Ahora bien, el ejercicio de ponderación o también llamado juicio de razonabilidad no significa que estemos ante una tarea esencialmente arbitraria y sin sujeción a reglas, pues cabe la posibilidad de ensayar algún método para resolver estos conflictos. De hecho, por vía jurisprudencial, como esta Corte ha venido sosteniendo, se pueden crear condiciones de prioridad en abstracto, es decir, las condiciones bajo las cuales una norma constitucional prevalece sobre otra.


Una vez establecido lo anterior podemos hacer la siguiente pregunta:


¿Cuáles son los derechos fundamentales que procede ponderar en el presente caso?


Por un lado, debemos hablar de los derechos de la madre consistentes en salud y vida de la mujer; y por el otro del derecho a la vida del nasciturus.

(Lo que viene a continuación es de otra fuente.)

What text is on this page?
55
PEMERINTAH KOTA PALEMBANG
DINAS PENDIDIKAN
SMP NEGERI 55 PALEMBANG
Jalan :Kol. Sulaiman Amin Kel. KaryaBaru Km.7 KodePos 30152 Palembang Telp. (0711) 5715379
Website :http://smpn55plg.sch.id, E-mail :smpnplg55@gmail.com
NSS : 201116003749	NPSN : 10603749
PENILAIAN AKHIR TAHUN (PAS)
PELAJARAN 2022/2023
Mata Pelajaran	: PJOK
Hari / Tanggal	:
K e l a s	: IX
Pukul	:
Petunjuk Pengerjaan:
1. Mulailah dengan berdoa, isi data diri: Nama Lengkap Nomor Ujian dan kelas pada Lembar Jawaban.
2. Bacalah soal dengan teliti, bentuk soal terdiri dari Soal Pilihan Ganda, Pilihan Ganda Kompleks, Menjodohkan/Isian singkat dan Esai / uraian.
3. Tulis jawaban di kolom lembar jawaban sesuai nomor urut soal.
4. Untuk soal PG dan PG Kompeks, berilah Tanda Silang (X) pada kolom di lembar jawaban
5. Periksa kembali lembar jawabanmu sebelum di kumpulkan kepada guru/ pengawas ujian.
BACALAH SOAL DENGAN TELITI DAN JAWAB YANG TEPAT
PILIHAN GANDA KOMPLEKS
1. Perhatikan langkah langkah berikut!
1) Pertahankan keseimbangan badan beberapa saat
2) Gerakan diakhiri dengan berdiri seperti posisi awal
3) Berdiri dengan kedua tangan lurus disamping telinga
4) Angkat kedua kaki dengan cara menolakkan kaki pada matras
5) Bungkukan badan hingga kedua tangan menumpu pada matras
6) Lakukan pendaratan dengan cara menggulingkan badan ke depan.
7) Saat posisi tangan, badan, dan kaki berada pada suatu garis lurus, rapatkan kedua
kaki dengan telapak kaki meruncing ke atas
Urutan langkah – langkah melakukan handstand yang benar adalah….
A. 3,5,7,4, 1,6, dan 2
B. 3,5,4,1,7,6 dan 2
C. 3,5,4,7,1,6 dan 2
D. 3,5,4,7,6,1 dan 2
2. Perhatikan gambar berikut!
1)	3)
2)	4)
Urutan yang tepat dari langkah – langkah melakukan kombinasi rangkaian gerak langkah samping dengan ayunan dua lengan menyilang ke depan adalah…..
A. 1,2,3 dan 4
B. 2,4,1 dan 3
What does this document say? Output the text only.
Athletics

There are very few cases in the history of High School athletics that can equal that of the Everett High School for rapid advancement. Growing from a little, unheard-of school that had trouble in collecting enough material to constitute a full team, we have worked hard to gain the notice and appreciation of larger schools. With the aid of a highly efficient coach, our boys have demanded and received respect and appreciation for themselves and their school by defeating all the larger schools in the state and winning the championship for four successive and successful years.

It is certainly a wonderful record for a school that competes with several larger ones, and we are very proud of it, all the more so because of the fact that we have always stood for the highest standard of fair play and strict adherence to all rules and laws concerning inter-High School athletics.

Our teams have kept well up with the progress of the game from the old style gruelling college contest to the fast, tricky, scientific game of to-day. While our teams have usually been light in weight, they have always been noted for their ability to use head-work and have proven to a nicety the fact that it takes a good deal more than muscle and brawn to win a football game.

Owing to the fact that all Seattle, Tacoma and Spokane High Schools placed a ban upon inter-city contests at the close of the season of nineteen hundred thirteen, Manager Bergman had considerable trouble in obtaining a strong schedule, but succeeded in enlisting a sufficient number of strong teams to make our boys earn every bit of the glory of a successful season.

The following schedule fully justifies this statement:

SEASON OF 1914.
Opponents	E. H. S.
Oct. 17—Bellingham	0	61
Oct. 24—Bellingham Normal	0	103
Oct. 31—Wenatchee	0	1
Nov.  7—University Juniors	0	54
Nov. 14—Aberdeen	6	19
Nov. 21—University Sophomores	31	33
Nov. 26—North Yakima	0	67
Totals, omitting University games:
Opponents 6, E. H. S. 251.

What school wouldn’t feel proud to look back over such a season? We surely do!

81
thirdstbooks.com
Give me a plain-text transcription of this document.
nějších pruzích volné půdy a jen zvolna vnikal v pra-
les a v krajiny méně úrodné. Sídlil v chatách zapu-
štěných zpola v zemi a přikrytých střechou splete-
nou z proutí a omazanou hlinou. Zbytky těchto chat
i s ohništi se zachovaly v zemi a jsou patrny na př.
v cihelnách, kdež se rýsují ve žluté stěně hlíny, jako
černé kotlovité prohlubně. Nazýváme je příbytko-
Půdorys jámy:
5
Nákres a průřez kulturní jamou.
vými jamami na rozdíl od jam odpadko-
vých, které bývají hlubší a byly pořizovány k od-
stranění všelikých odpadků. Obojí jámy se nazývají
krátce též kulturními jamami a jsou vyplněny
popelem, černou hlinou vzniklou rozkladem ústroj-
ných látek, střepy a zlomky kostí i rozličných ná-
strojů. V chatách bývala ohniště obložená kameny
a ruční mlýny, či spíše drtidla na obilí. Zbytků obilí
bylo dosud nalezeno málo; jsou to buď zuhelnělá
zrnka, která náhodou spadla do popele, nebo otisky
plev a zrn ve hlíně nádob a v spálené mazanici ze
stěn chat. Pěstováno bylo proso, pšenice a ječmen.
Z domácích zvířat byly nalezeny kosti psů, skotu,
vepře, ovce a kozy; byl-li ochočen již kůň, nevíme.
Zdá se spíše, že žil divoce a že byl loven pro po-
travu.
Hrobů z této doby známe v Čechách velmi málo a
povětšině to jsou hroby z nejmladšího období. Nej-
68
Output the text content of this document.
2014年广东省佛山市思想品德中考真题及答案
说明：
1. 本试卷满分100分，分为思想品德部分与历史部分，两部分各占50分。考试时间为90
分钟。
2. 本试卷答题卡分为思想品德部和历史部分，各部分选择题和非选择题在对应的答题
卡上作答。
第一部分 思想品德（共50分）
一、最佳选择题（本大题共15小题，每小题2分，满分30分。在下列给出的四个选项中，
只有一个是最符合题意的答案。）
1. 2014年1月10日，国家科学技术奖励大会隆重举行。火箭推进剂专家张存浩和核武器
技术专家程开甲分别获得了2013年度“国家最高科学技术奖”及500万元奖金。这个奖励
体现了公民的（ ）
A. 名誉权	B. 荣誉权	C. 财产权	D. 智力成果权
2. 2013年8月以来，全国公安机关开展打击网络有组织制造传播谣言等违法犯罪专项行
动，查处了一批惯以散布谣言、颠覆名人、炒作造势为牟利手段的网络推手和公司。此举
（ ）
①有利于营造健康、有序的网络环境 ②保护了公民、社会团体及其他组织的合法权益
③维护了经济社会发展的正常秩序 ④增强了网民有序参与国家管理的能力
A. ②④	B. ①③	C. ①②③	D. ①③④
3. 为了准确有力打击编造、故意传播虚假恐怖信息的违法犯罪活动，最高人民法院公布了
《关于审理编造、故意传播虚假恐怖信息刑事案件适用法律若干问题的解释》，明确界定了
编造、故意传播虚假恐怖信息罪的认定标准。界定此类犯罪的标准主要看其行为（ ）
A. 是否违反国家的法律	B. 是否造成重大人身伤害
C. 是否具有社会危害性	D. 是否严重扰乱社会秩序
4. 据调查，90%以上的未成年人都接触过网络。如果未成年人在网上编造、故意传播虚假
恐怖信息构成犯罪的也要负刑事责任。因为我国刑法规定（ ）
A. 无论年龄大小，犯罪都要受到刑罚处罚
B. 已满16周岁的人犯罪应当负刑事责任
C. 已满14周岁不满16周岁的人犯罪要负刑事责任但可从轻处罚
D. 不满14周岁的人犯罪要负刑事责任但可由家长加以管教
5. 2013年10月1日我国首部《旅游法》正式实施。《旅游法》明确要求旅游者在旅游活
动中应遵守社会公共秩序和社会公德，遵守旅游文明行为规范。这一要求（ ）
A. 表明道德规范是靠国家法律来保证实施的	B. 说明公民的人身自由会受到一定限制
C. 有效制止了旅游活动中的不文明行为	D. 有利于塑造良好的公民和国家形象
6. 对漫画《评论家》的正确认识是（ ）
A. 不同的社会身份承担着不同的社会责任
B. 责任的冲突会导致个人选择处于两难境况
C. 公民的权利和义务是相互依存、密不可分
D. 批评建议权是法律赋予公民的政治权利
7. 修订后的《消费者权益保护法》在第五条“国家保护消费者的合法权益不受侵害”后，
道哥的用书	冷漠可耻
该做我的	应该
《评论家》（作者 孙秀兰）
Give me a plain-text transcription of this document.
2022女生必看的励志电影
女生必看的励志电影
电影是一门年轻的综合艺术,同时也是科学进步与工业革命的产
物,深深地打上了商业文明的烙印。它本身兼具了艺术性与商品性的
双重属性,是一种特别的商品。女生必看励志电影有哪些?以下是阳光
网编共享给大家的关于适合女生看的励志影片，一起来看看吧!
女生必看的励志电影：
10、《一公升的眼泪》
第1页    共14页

Ahora bien, si damos por bueno el procedimiento antes relatado respecto a la forma de realizar la ponderación entre dos o más principios constitucionales, debemos partir, en primer lugar, del principio de que los derechos que se están reconociendo respecto de la madre tienen la misma categoría que el derecho a la vida del nasciturus. En efecto, de nuestro orden jurídico y, específicamente, del Texto Constitucional y de los tratados internacionales (como bien se afirma en la sentencia) no podemos desprender que el derecho a la vida sea absoluto e irrestricto. Pues, no obstante que este Alto Tribunal ya se ha pronunciado en el sentido de que el derecho a la vida sí se encuentra protegido constitucionalmente y que se trata de un derecho intrínseco a los seres humanos sin el cual no cabe el disfrute de los demás derechos; inherente a éste se encuentra también el derecho a la dignidad, del cual se desprenden otros como la libertad reproductiva, la libertad de autodeterminación, al libre desarrollo de la personalidad, entre otros. Es decir, estamos exactamente frente a la necesidad de establecer cuál derecho deberá prevalecer, sin que ello implique la anulación del otro, sino simplemente como un ejercicio de ponderación para el presente caso.


Quedó precisado que, para realizar una ponderación que resuelva una eventual colisión de derechos, la primera etapa consiste en ubicar al menos dos bienes constitucionales de igual relevancia, como en esta situación lo son el derecho a nacer del producto de la concepción, de un lado, y los derechos a la salud, la vida y la libertad de las mujeres, del otro, todos reconocidos en nuestro Texto Constitucional y las fuentes de derecho de origen internacional pertinentes al caso.


En un segundo momento, es debido analizar la idoneidad o adecuación de las medidas que se piensa pueden servir para salvaguardar cada uno de esos derechos fundamentales por separado, a fin de erradicar de entrada cualesquiera soluciones que por no servir como medios a la obtención de esos fines consistentes en la protección de derechos de jerarquía constitucional, evidencian a causa de dicha carencia que constituyen medidas abiertamente irracionales y arbitrarias.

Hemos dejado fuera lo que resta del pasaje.